Faut-il revoir le mode de nomination des procureurs pour éviter les soupçons de collusion avec le pouvoir politique ?
Guillaume Didier : Depuis la dernière réforme constitutionnelle, les procureurs généraux sont nommés en Conseil des ministres après avis du Conseil supérieur de la magistrature (CSM). Le fait que le procureur reste un magistrat est une garantie essentielle pour son autonomie dans la conduite de l’enquête. Nous n’envisageons pas d’en faire des fonctionnaires comme en Espagne. Les procureurs prêtent le même serment et continueront d’avoir la même formation que les juges du siège. Les 2 000 magistrats du parquet n’ont pas d’arrière-pensée et ne rendent pas la justice en fonction de leurs convictions ou opinions personnelles.

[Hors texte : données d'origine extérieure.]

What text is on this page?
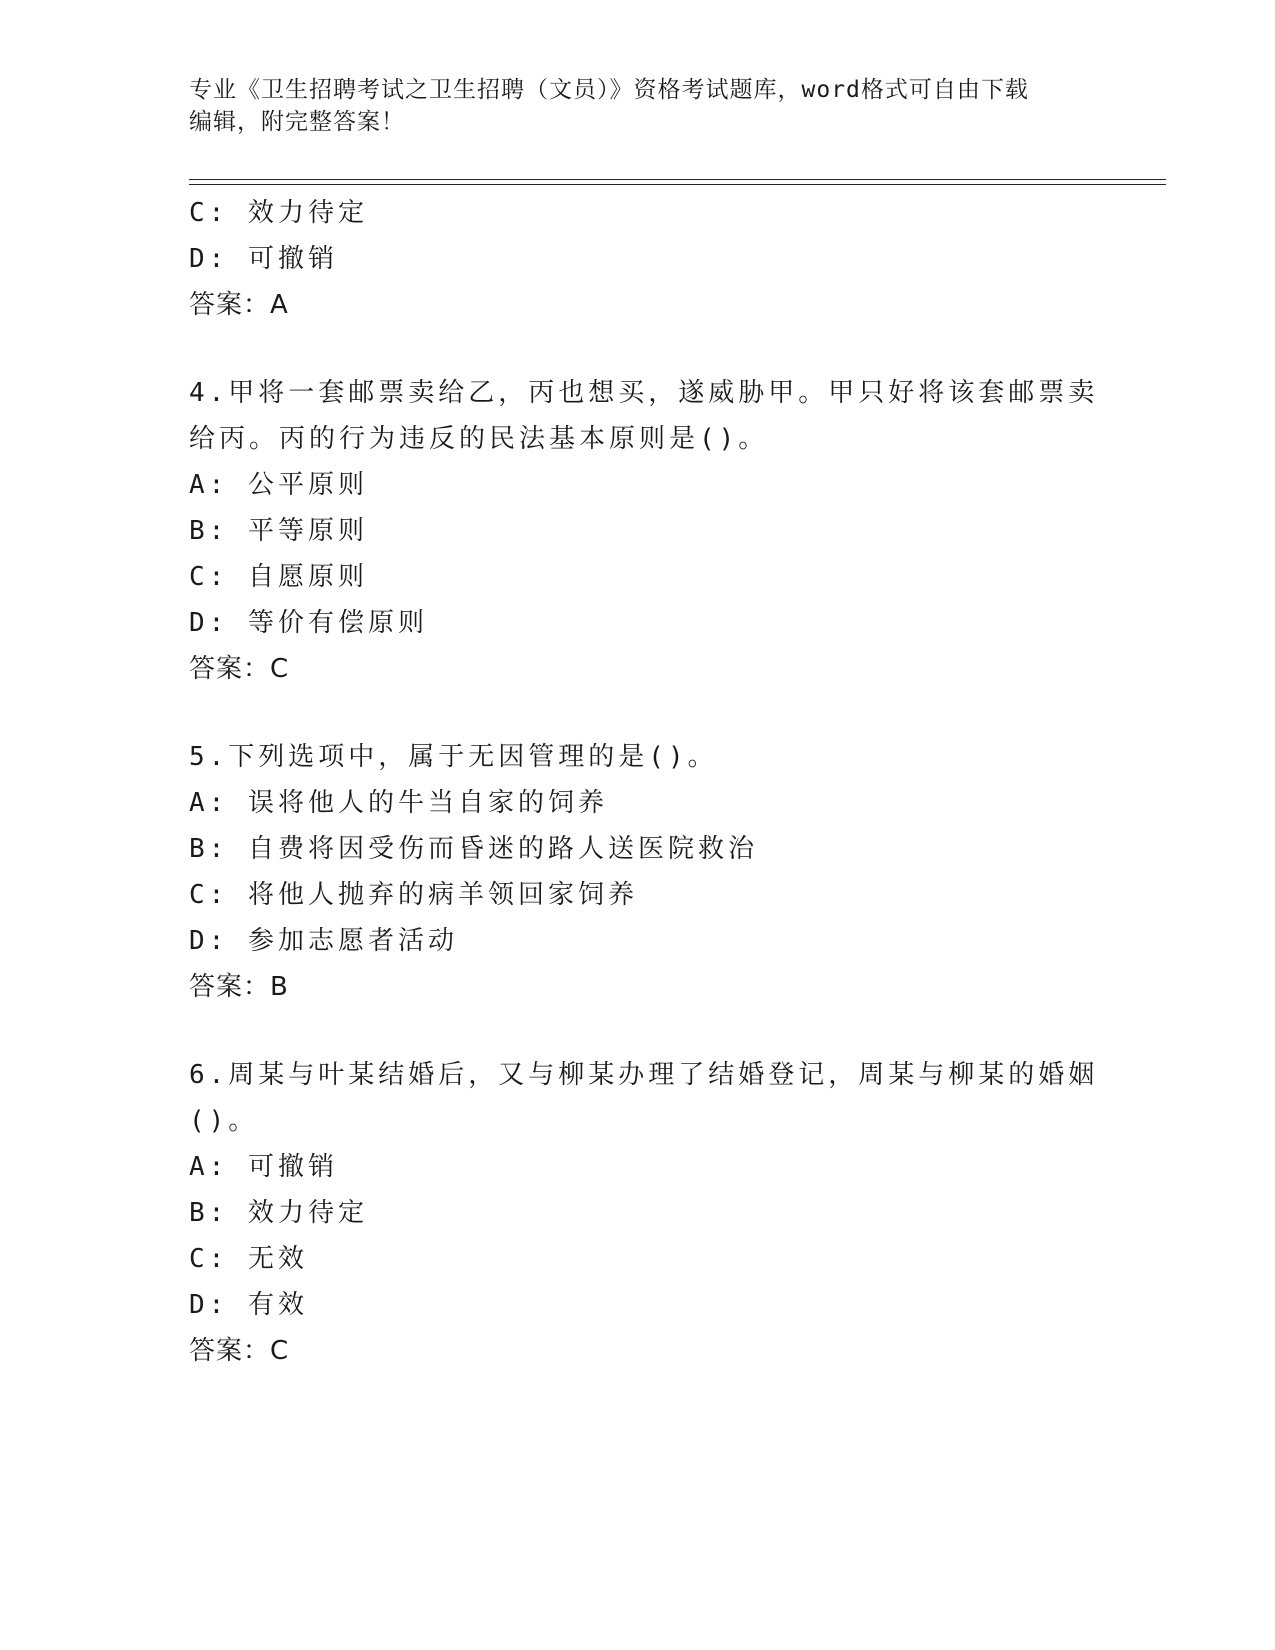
专业《卫生招聘考试之卫生招聘（文员）》资格考试题库，word格式可自由下载
编辑，附完整答案！
C: 效力待定
D: 可撤销
答案：A
4.甲将一套邮票卖给乙，丙也想买，遂威胁甲。甲只好将该套邮票卖
给丙。丙的行为违反的民法基本原则是()。
A: 公平原则
B: 平等原则
C: 自愿原则
D: 等价有偿原则
答案：C
5.下列选项中，属于无因管理的是()。
A: 误将他人的牛当自家的饲养
B: 自费将因受伤而昏迷的路人送医院救治
C: 将他人抛弃的病羊领回家饲养
D: 参加志愿者活动
答案：B
6.周某与叶某结婚后，又与柳某办理了结婚登记，周某与柳某的婚姻
()。
A: 可撤销
B: 效力待定
C: 无效
D: 有效
答案：C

D’ailleurs, qui pourrait prétendre savoir quelle est la volonté du pouvoir ?
Thierry Lévy : Elle est très claire en ce qui concerne l’affaire Clearstream ! En règle générale, le procureur a besoin de l’avis de ses chefs pour progresser dans sa carrière et l’on ne peut l’empêcher de vouloir être promu. À 50 ans, on veut exercer des responsabilités importantes. Tout lieutenant aspire à devenir général ! On ne peut empêcher les soupçons de l’opinion, puisque les carrières des procureurs dépendent de l’exécutif.

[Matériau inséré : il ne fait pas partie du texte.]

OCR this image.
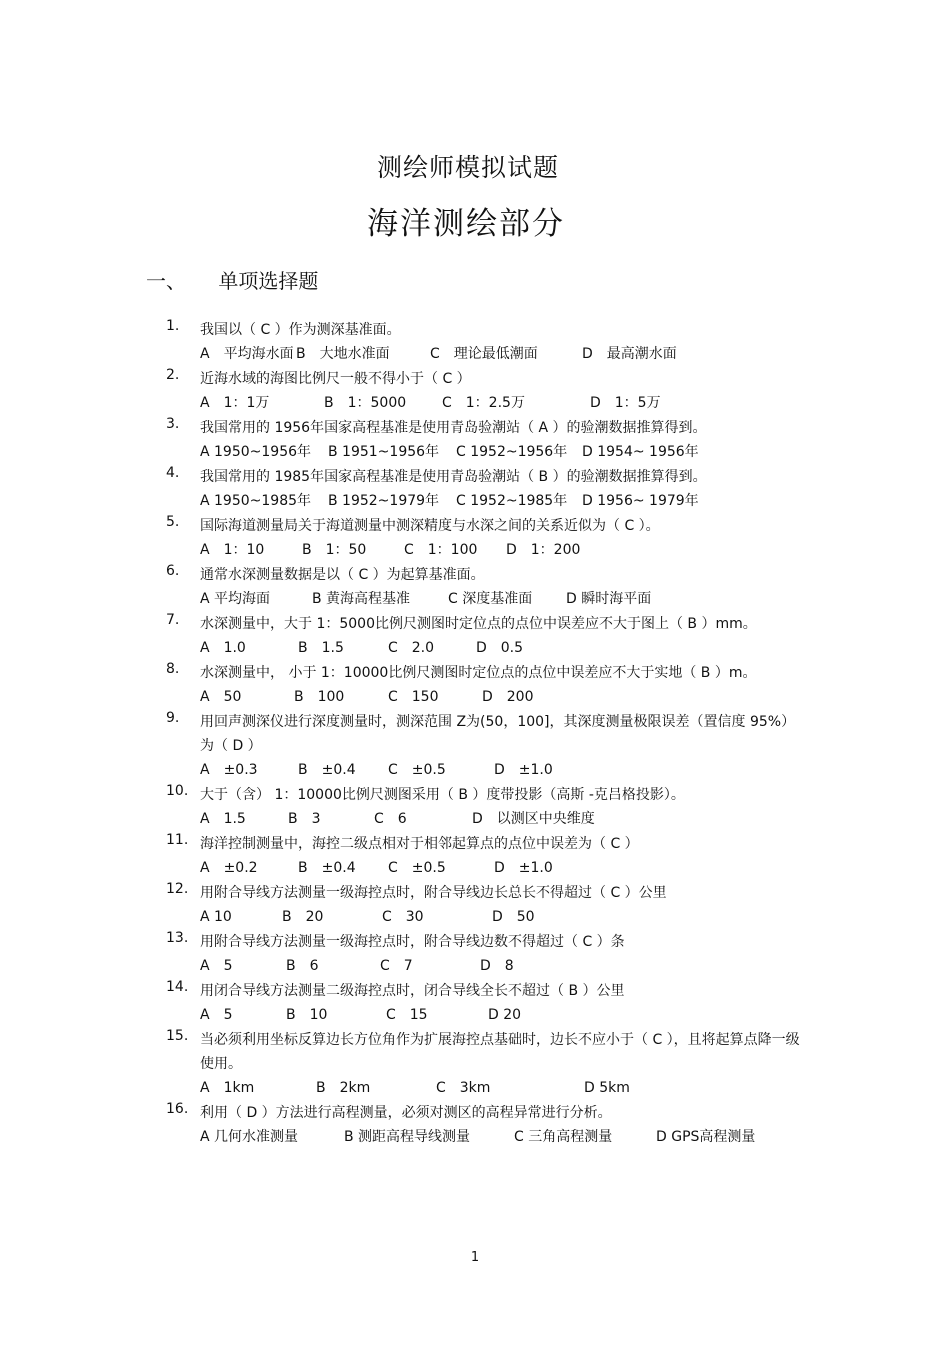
测绘师模拟试题
海洋测绘部分
一、 单项选择题
1. 我国以（ C ）作为测深基准面。
A　平均海水面 B　大地水准面	C　理论最低潮面	D　最高潮水面
2. 近海水域的海图比例尺一般不得小于（ C ）
A　1：1万	B　1：5000	C　1：2.5万	D　1：5万
3. 我国常用的 1956年国家高程基准是使用青岛验潮站（ A ）的验潮数据推算得到。
A 1950~1956年	B 1951~1956年	C 1952~1956年	D 1954~ 1956年
4. 我国常用的 1985年国家高程基准是使用青岛验潮站（ B ）的验潮数据推算得到。
A 1950~1985年	B 1952~1979年	C 1952~1985年	D 1956~ 1979年
5. 国际海道测量局关于海道测量中测深精度与水深之间的关系近似为（ C ）。
A　1：10	B　1：50	C　1：100	D　1：200
6. 通常水深测量数据是以（ C ）为起算基准面。
A 平均海面	B 黄海高程基准	C 深度基准面	D 瞬时海平面
7. 水深测量中，大于 1：5000比例尺测图时定位点的点位中误差应不大于图上（ B ）mm。
A　1.0	B　1.5	C　2.0	D　0.5
8. 水深测量中， 小于 1：10000比例尺测图时定位点的点位中误差应不大于实地（ B ）m。
A　50	B　100	C　150	D　200
9. 用回声测深仪进行深度测量时，测深范围 Z为(50，100]，其深度测量极限误差（置信度 95%）为（ D ）
A　±0.3	B　±0.4	C　±0.5	D　±1.0
10. 大于（含） 1：10000比例尺测图采用（ B ）度带投影（高斯 -克吕格投影）。
A　1.5	B　3	C　6	D　以测区中央维度
11. 海洋控制测量中，海控二级点相对于相邻起算点的点位中误差为（ C ）
A　±0.2	B　±0.4	C　±0.5	D　±1.0
12. 用附合导线方法测量一级海控点时，附合导线边长总长不得超过（ C ）公里
A 10	B　20	C　30	D　50
13. 用附合导线方法测量一级海控点时，附合导线边数不得超过（ C ）条
A　5	B　6	C　7	D　8
14. 用闭合导线方法测量二级海控点时，闭合导线全长不超过（ B ）公里
A　5	B　10	C　15	D 20
15. 当必须利用坐标反算边长方位角作为扩展海控点基础时，边长不应小于（ C ），且将起算点降一级使用。
A　1km	B　2km	C　3km	D 5km
16. 利用（ D ）方法进行高程测量，必须对测区的高程异常进行分析。
A 几何水准测量	B 测距高程导线测量	C 三角高程测量	D GPS高程测量
1
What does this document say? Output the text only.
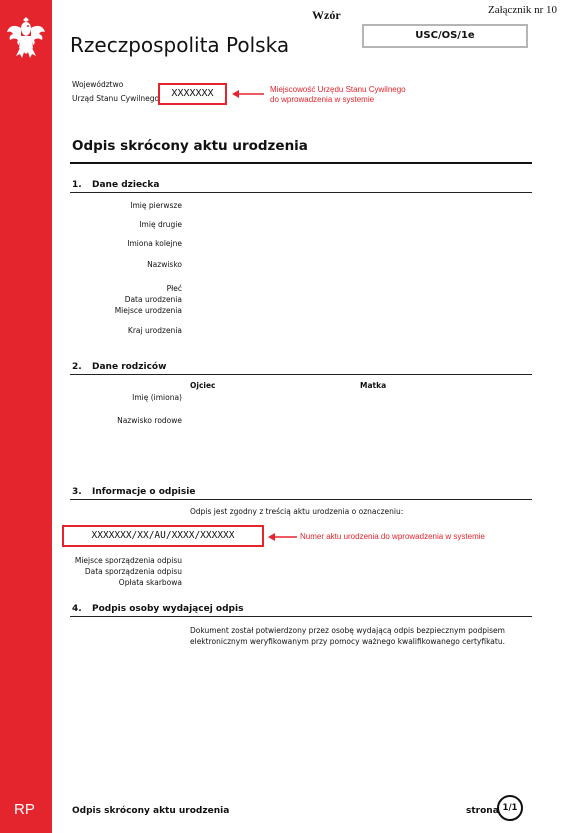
RP
Wzór	Załącznik nr 10
USC/OS/1e
Rzeczpospolita Polska
Województwo
Urząd Stanu Cywilnego	XXXXXXX	Miejscowość Urzędu Stanu Cywilnego
do wprowadzenia w systemie
Odpis skrócony aktu urodzenia
1. Dane dziecka
Imię pierwsze
Imię drugie
Imiona kolejne
Nazwisko
Płeć
Data urodzenia
Miejsce urodzenia
Kraj urodzenia
2. Dane rodziców
Ojciec	Matka
Imię (imiona)
Nazwisko rodowe
3. Informacje o odpisie
Odpis jest zgodny z treścią aktu urodzenia o oznaczeniu:
XXXXXXX/XX/AU/XXXX/XXXXXX	Numer aktu urodzenia do wprowadzenia w systemie
Miejsce sporządzenia odpisu
Data sporządzenia odpisu
Opłata skarbowa
4. Podpis osoby wydającej odpis
Dokument został potwierdzony przez osobę wydającą odpis bezpiecznym podpisem
elektronicznym weryfikowanym przy pomocy ważnego kwalifikowanego certyfikatu.
Odpis skrócony aktu urodzenia	strona 1/1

Guillaume Didier : Je ne veux pas me prononcer sur une affaire en cours, mais je ne peux pas laisser dire que les magistrats veulent faire plaisir à leurs chefs. C’est un métier compliqué. Beaucoup de magistrats sont entrés dans la magistrature pour accomplir une mission qu’ils estiment noble. Mais aussi pour pouvoir exercer des métiers divers, au sein du parquet comme au siège. C’est cela qui les motive. Je remarque qu’un juge a dès le début de sa carrière d’énormes responsabilités. Que l’on soit jeune juge des enfants à 25 ans ou procureur général de la Cour de cassation, le magistrat exerce des responsabilités uniques
Thierry Lévy : Ce n’est pas vrai. Lorsque vous êtes chef d’un grand parquet comme celui de Paris, ce n’est pas la même chose que d’être substitut à Romorantin ! Mais je m’oppose à l’introduction de critère d’âge. L’expérience est souvent mauvaise conseillère.

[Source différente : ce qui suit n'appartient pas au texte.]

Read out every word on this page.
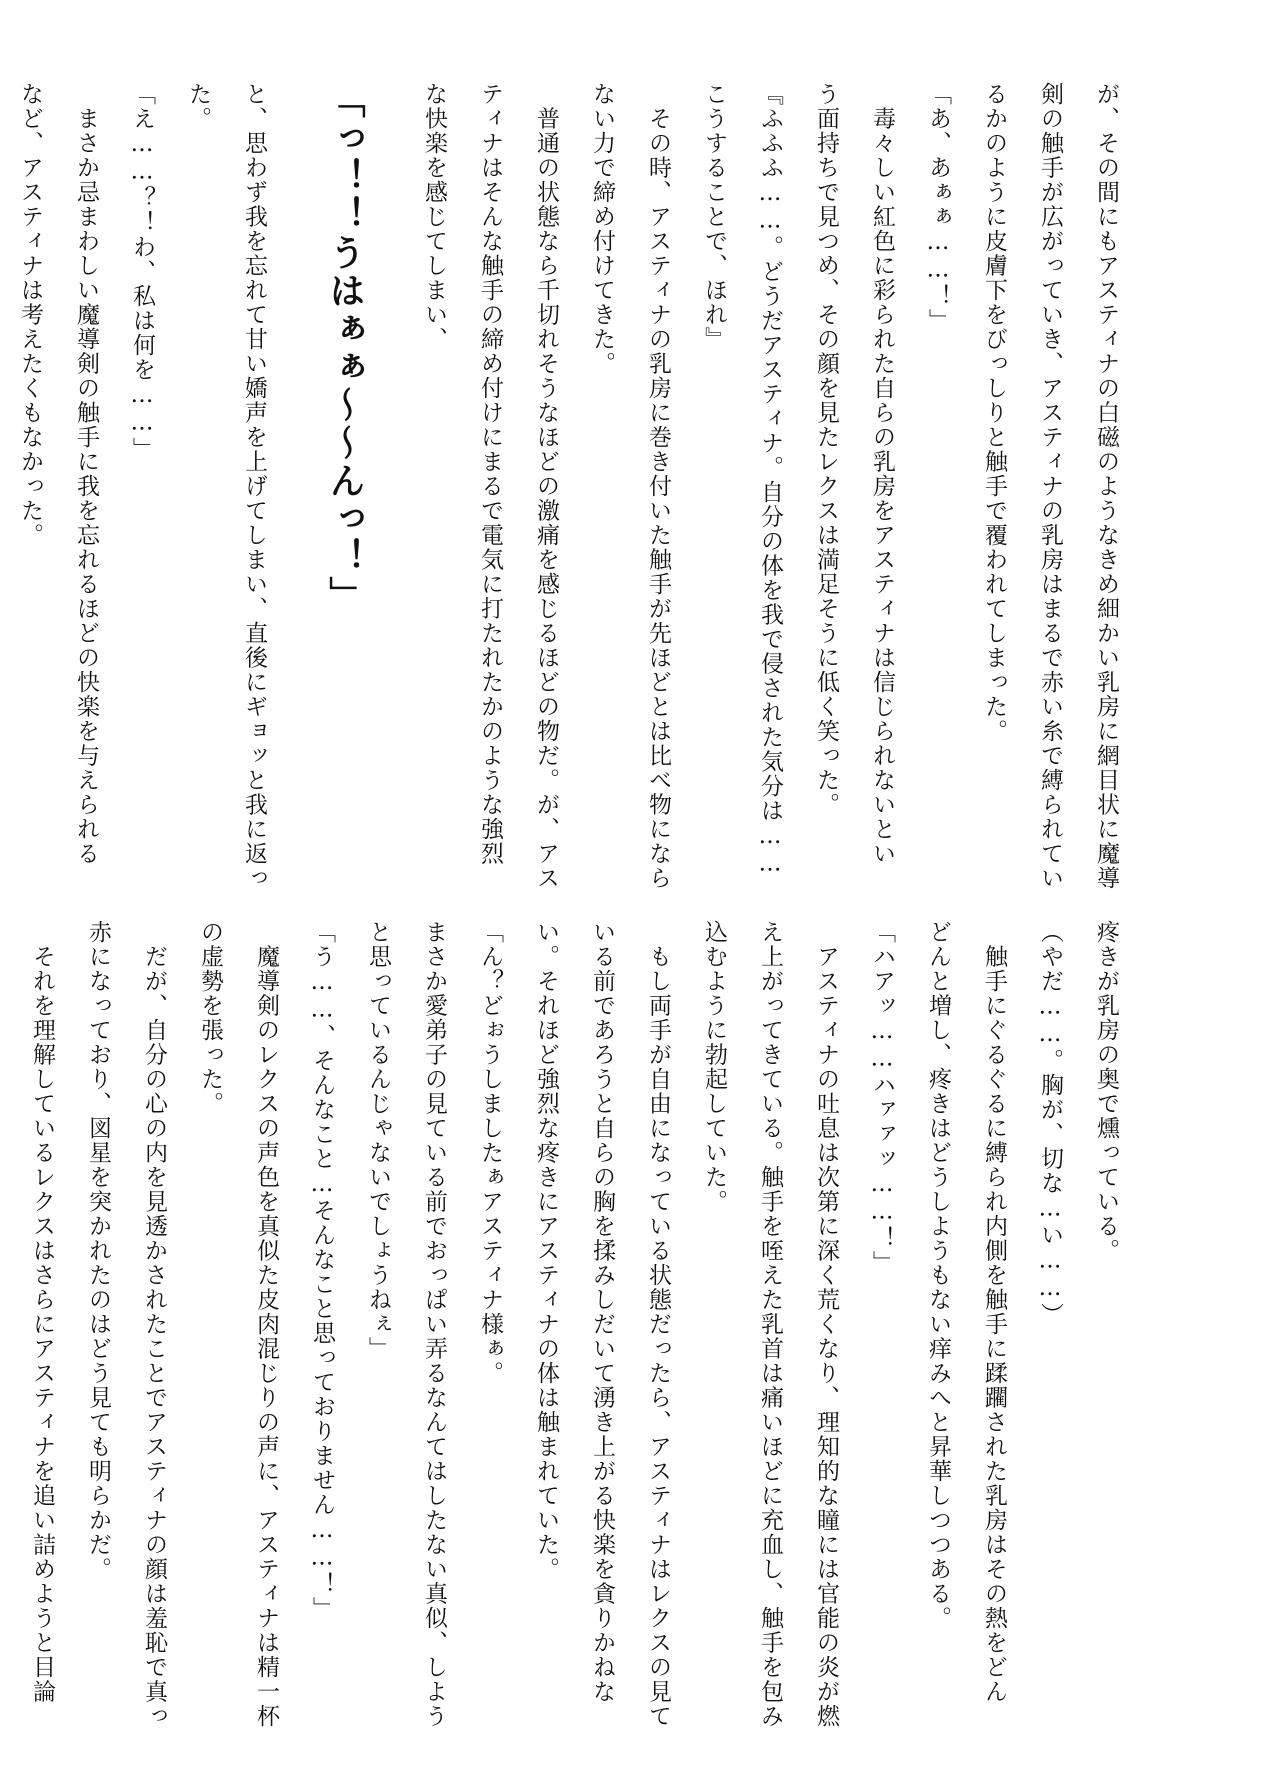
が、その間にもアスティナの白磁のようなきめ細かい乳房に網目状に魔導
剣の触手が広がっていき、アスティナの乳房はまるで赤い糸で縛られてい
るかのように皮膚下をびっしりと触手で覆われてしまった。
「あ、あぁぁ……！」
　毒々しい紅色に彩られた自らの乳房をアスティナは信じられないとい
う面持ちで見つめ、その顔を見たレクスは満足そうに低く笑った。
『ふふふ……。どうだアスティナ。自分の体を我で侵された気分は……
こうすることで、ほれ』
　その時、アスティナの乳房に巻き付いた触手が先ほどとは比べ物になら
ない力で締め付けてきた。
　普通の状態なら千切れそうなほどの激痛を感じるほどの物だ。が、アス
ティナはそんな触手の締め付けにまるで電気に打たれたかのような強烈
な快楽を感じてしまい、
「っ！！うはぁぁ〜〜んっ！」
と、思わず我を忘れて甘い嬌声を上げてしまい、直後にギョッと我に返っ
た。
「え……？！わ、私は何を……」
　まさか忌まわしい魔導剣の触手に我を忘れるほどの快楽を与えられる
など、アスティナは考えたくもなかった。
疼きが乳房の奥で燻っている。
（やだ……。胸が、切な…い……）
　触手にぐるぐるに縛られ内側を触手に蹂躙された乳房はその熱をどん
どんと増し、疼きはどうしようもない痒みへと昇華しつつある。
「ハアッ……ハァァッ……！」
　アスティナの吐息は次第に深く荒くなり、理知的な瞳には官能の炎が燃
え上がってきている。触手を咥えた乳首は痛いほどに充血し、触手を包み
込むように勃起していた。
　もし両手が自由になっている状態だったら、アスティナはレクスの見て
いる前であろうと自らの胸を揉みしだいて湧き上がる快楽を貪りかねな
い。それほど強烈な疼きにアスティナの体は触まれていた。
「ん？どぉうしましたぁアスティナ様ぁ。
まさか愛弟子の見ている前でおっぱい弄るなんてはしたない真似、しよう
と思っているんじゃないでしょうねぇ」
「う……、そんなこと…そんなこと思っておりません……！」
　魔導剣のレクスの声色を真似た皮肉混じりの声に、アスティナは精一杯
の虚勢を張った。
　だが、自分の心の内を見透かされたことでアスティナの顔は羞恥で真っ
赤になっており、図星を突かれたのはどう見ても明らかだ。
　それを理解しているレクスはさらにアスティナを追い詰めようと目論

Débat animé par Xavier Sidaner

Thierry Lévy en 5 dates
1945 : Naissance Ă Nice
1969 : Devient avocat
1972 : Condamnation à la peine de mort d’un de ses clients
2000 : Président de l’Observatoire international des prisons (OIP), section française
2004 : Publie Éloge de la barbarie judiciaire (Odile Jacob).
Guillaume Didier en 5 dates
1971 : Naissance Ă Reims
1998 : Juge d’instruction à Douai
2003 : Chef de cabinet Ă la direction des affaires criminelles
2005 : Conseiller presse des ministres de la Justice, Pascal Clément, puis Rachida Dati
2007 : Porte-parole du ministère de la Justice.